Another weekend, another USDAA trial, in Dixon this time.
Tika was an excellent girl. She stayed in a sit at the start line every time but once, when she lay down after I walked away. But the judge stopped to talk to the scribe, so I was able to put Tika back into a sit. Worked nicely! And I didn't even have to pay the judge extra.
She had lovely contacts--except for the dogwalk-up in the Grand Prix regional qualifier, which she jumped *over*. 2nd USDAA in a row where we've had a straight side-on approach to the dogwalk, and she did the same thing last time. So today I got out my pole in the yard and had her wrapping around it and onto the dogwalk like our instructor showed us in class a few months back; I never faded it when she first showed it to us and I practiced it only a little for a couple of weeks.
That'll learn me. Was discussing this with a co-student & competitor this weekend, noting how I've worked so hard on getting Tika to be able to enter the weave poles & tunnels from any direction, and she said that nowadays she figures the dogs have to be able to independently do *any* of the obstacles around the clock (that is, from any approach angle) because the challenges keep getting harder as the competitors get better. This ain't your daddy's agilitymobile!
She was focused and fast, except the down side on at least one dogwalk, where she just trotted.
She carried out over final obstacles just beautifully (which has been a problem at times where she turns and comes back to me, wasting time).

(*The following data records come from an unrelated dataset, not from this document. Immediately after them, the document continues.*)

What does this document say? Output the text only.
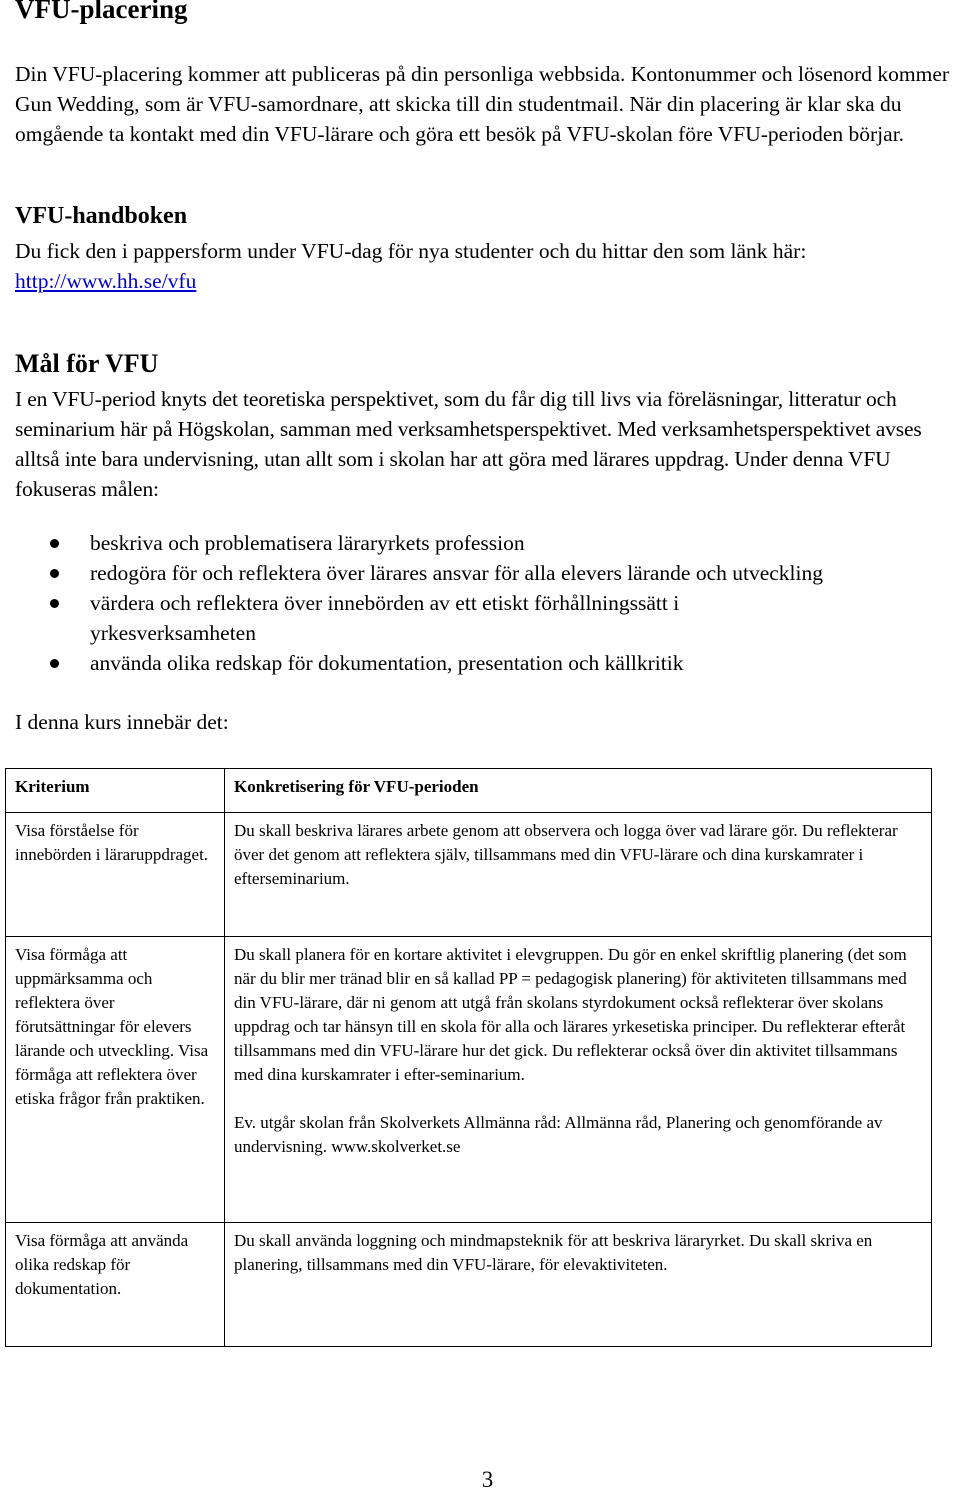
VFU-placering

Din VFU-placering kommer att publiceras på din personliga webbsida. Kontonummer och lösenord kommer Gun Wedding, som är VFU-samordnare, att skicka till din studentmail. När din placering är klar ska du omgående ta kontakt med din VFU-lärare och göra ett besök på VFU-skolan före VFU-perioden börjar.

VFU-handboken

Du fick den i pappersform under VFU-dag för nya studenter och du hittar den som länk här: http://www.hh.se/vfu

Mål för VFU

I en VFU-period knyts det teoretiska perspektivet, som du får dig till livs via föreläsningar, litteratur och seminarium här på Högskolan, samman med verksamhetsperspektivet. Med verksamhetsperspektivet avses alltså inte bara undervisning, utan allt som i skolan har att göra med lärares uppdrag. Under denna VFU fokuseras målen:

beskriva och problematisera läraryrkets profession
redogöra för och reflektera över lärares ansvar för alla elevers lärande och utveckling
värdera och reflektera över innebörden av ett etiskt förhållningssätt i yrkesverksamheten
använda olika redskap för dokumentation, presentation och källkritik

I denna kurs innebär det:

Kriterium	Konkretisering för VFU-perioden
Visa förståelse för innebörden i läraruppdraget.	Du skall beskriva lärares arbete genom att observera och logga över vad lärare gör. Du reflekterar över det genom att reflektera själv, tillsammans med din VFU-lärare och dina kurskamrater i efterseminarium.

Visa förmåga att uppmärksamma och reflektera över förutsättningar för elevers lärande och utveckling. Visa förmåga att reflektera över etiska frågor från praktiken.	Du skall planera för en kortare aktivitet i elevgruppen. Du gör en enkel skriftlig planering (det som när du blir mer tränad blir en så kallad PP = pedagogisk planering) för aktiviteten tillsammans med din VFU-lärare, där ni genom att utgå från skolans styrdokument också reflekterar över skolans uppdrag och tar hänsyn till en skola för alla och lärares yrkesetiska principer. Du reflekterar efteråt tillsammans med din VFU-lärare hur det gick. Du reflekterar också över din aktivitet tillsammans med dina kurskamrater i efter-seminarium.

Ev. utgår skolan från Skolverkets Allmänna råd: Allmänna råd, Planering och genomförande av undervisning. www.skolverket.se

Visa förmåga att använda olika redskap för dokumentation.	Du skall använda loggning och mindmapsteknik för att beskriva läraryrket. Du skall skriva en planering, tillsammans med din VFU-lärare, för elevaktiviteten.

3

In Sat's Standard class, there were several places where she spun and and was obviously unclear about where to go next and knocked 3 bars in the process--all stupid handling things although I don't exactly remember what I did/didn't do--but she didn't get frustrated with me, kept working, didn't grab my feet or let her attention wander.
Other than that, she had no bars down this weekend (oh, wait, no, she had one in pairs) --
But I still couldn't get a jumpers leg! In the Grand Prix, she veered towards me as I was running towards the teeter and cut in front of me to take the tire for an off course. In her jumpers run, we had a straight-away heading for a U-shaped tunnel and she was looking at me and starting to veer towards me--I was afraid she was going to cut in front of me and take an off-course on a jump the same way she did in the GP, so I said "OUT through!", and she very nicely did a perfect out, veered *away* from me and took the wrong end of the tunnel. Sighhhh. She was still about the 3rd fastest starters dog even with the extra tunnel. And it was a *beautiful* run otherwise; I was just about heartbroken at my mistake. (You'd think someone with so many years of experience & runs & dogs wouldn't let a little jumpers run get her down...)
That's now 20 USDAA jumpers legs that have had either faults or an E. Unbelievable. I didn't realize that it had been so many!
She took 1st and Q on Sunday in Advanced standard, Starters snooker, and Starters gamblers. She took 2nd and Q Saturday in starters gamblers and Qed in pairs--5 of 8 for the weekend. BUT what I WANTED was a Q in Jumpers to get out of starters and a Q in the GP! (But she did finish her Starters Pairs & Gamblers titles, and she has 2 snooker legs, so she's almost all out of starters anyway except for jumpers.)
Really, she was a wonderful, wonderful dog this weekend.